Lenders must rise to the challenge of green financing
That climate change lobbyists disrupted a military parade in London during Queen Elizabeth’s Platinum Jubilee celebrations on June 2 is no minor development. It caught the attention of the whole world, as the protesters wanted, days before World Environment Day. But the climate change message did the same.
The protest was part of a global push for climate action, as the world marked Environment Day on June 5. The 2022 World Environment Day campaign dubbed #OnlyOneEarth called for collective and transformative action on a global scale to celebrate, protect and restore our planet.
Since the beginning of the Industrial Revolution in the 18th century, the use of machines and constant automation have propelled technological advances, urbanization and economic growth.
Industrialization has been a major driver of prosperity around the world. However, it has had its drawbacks, such as its contribution to environmental pollution and the depletion of natural resources, which has led to global warming and accelerated climate change.
The depletion of our natural resources and the injection of greenhouse gases into the atmosphere should concern us all because we only have one earth and its resources are not increasing at the same rate as we are drawing them down.

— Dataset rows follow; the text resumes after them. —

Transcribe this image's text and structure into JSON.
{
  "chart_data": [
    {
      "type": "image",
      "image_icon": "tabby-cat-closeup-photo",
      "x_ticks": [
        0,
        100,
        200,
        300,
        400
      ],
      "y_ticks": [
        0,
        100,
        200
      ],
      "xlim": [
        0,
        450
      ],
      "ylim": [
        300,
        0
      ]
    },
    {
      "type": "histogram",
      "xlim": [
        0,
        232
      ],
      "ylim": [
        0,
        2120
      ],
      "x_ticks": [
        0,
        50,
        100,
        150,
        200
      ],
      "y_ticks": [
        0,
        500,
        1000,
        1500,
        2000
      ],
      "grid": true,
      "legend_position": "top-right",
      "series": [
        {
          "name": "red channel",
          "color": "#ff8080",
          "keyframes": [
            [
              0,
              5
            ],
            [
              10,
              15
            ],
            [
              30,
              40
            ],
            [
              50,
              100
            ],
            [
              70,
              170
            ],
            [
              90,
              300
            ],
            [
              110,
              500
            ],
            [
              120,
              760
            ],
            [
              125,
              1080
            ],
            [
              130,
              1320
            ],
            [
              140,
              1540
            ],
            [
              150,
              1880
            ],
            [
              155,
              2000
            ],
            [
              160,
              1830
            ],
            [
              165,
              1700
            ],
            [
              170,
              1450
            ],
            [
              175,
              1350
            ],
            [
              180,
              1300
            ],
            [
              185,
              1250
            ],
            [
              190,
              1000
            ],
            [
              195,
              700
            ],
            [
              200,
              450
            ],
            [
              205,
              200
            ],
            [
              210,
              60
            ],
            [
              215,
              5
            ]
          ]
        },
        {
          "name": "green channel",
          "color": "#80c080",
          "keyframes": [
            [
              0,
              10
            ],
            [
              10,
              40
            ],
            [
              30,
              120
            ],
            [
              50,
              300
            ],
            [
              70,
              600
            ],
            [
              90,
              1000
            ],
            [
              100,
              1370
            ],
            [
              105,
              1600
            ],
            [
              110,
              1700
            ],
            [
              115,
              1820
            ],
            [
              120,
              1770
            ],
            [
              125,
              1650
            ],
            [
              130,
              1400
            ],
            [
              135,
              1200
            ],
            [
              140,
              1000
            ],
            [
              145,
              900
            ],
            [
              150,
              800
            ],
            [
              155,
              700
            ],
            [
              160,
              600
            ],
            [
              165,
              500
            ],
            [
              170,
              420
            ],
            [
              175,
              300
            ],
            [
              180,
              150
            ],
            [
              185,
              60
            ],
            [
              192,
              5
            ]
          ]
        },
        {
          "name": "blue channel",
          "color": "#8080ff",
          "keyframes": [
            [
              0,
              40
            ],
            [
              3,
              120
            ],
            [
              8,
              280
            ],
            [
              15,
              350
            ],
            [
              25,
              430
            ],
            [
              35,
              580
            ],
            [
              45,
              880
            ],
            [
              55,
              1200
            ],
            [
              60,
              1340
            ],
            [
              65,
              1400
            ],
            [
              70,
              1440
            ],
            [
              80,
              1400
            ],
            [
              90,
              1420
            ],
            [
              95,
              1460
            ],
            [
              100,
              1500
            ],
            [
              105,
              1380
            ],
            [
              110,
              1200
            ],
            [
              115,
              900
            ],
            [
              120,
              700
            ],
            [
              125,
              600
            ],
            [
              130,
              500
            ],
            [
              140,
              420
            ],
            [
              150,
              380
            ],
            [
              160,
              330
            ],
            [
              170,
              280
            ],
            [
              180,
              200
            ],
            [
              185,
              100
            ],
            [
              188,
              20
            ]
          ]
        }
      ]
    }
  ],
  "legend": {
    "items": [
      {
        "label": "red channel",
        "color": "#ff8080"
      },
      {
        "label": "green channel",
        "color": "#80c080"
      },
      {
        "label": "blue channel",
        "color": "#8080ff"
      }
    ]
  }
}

It is therefore our duty to conserve these natural resources. The effects of climate change are clear and all sectors are affected. Unfortunately, the majority of these effects are irreversible.
The agricultural sector, a key enabler of Kenya’s economy, is one of the most affected due to erratic and unpredictable weather patterns accompanied by long periods of drought and heavy flooding.
It has also had a direct impact on tourism, which is equally important to our economy. Therefore, most economic sectors depend on climate protection to thrive.
For us to care for current and future generations, climate adaptation and mitigation measures must be in place. However, this comes at a cost.
It is estimated that more than $130 billion is needed each year for adaptation measures in Africa alone. This amount is expected to increase from $140 billion to $300 billion per year by 2030.
Despite this challenging demand, there is hope that we can secure the amount needed to finance climate action, with appropriate use of cross-sectoral synergy. Financing climate change interventions requires a collaborative effort between the private and public sectors.
When it comes to the amount required for climate finance in developing countries, there is no doubt that global support from developed markets and development finance institutions is needed to find financing vehicles and mechanisms to boost climate change. climate finance.
International organizations such as the International Finance Corporation (IFC) and the Global Climate Fund (GCF) have played a leading role in supporting climate finance in developing countries. As a financial institution, KCB, with operations across East Africa, has partnered with these organizations to finance climate-related investments.
In 2020, the bank became the first financial institution in East Africa to be accredited by the GCF to disburse climate investments in the region. Great strides have been made since these accreditations, with green lending traction increasing across the bank.
As an operating financial institution, we are keen to transform our portfolio by supporting the low carbon transition through financing, clean energy, sustainable infrastructure, smart agriculture and energy efficiency that touch our clients’ critical processes .
Despite the advent of sustainability frameworks within financial institutions, there is an urgent need to take the lead in sustainable finance.
To do this better, financial institutions must build the internal capacities of their teams as well as deploy internal frameworks and policies that promote climate finance and integrate climate risk among the main risks.
The publication of guidelines on climate-related risk disclosure by the Central Bank of Kenya (CBK) gives banks an opportunity to further strengthen the structures and policies that had already been put in place.
For example, KCB has incorporated these guidelines to ensure that more guarantees are taken into account against climate risks. Additionally, social and environmental assessment (M&E) is being integrated for projects seeking funding to ensure that all risks are considered. Last year, KCB assessed the M&E threats of projects worth 245 billion shillings.
Lenders that engage in climate finance will accelerate the fight against climate change. By lending to customers who are transitioning to green businesses and projects, financiers will green their lending books and attract the financial attention of like-minded investors.
They will play a leading role in the transition to a green economy, build their brand reputation and emerge as thought leaders in the field of sustainability.
It is time for Africa through our financial institutions to rise again. Banks on the continent should adopt sustainable measures, as this will in turn ensure that our business practices and those of our customers are sustainable in the long term.
Joining global alliances such as Net Zero Banking Alliance and Green Climate Fund is also a way in which we ensure that we participate in decision making and strategy development, guiding the technical work that needs to be done in sustainable space.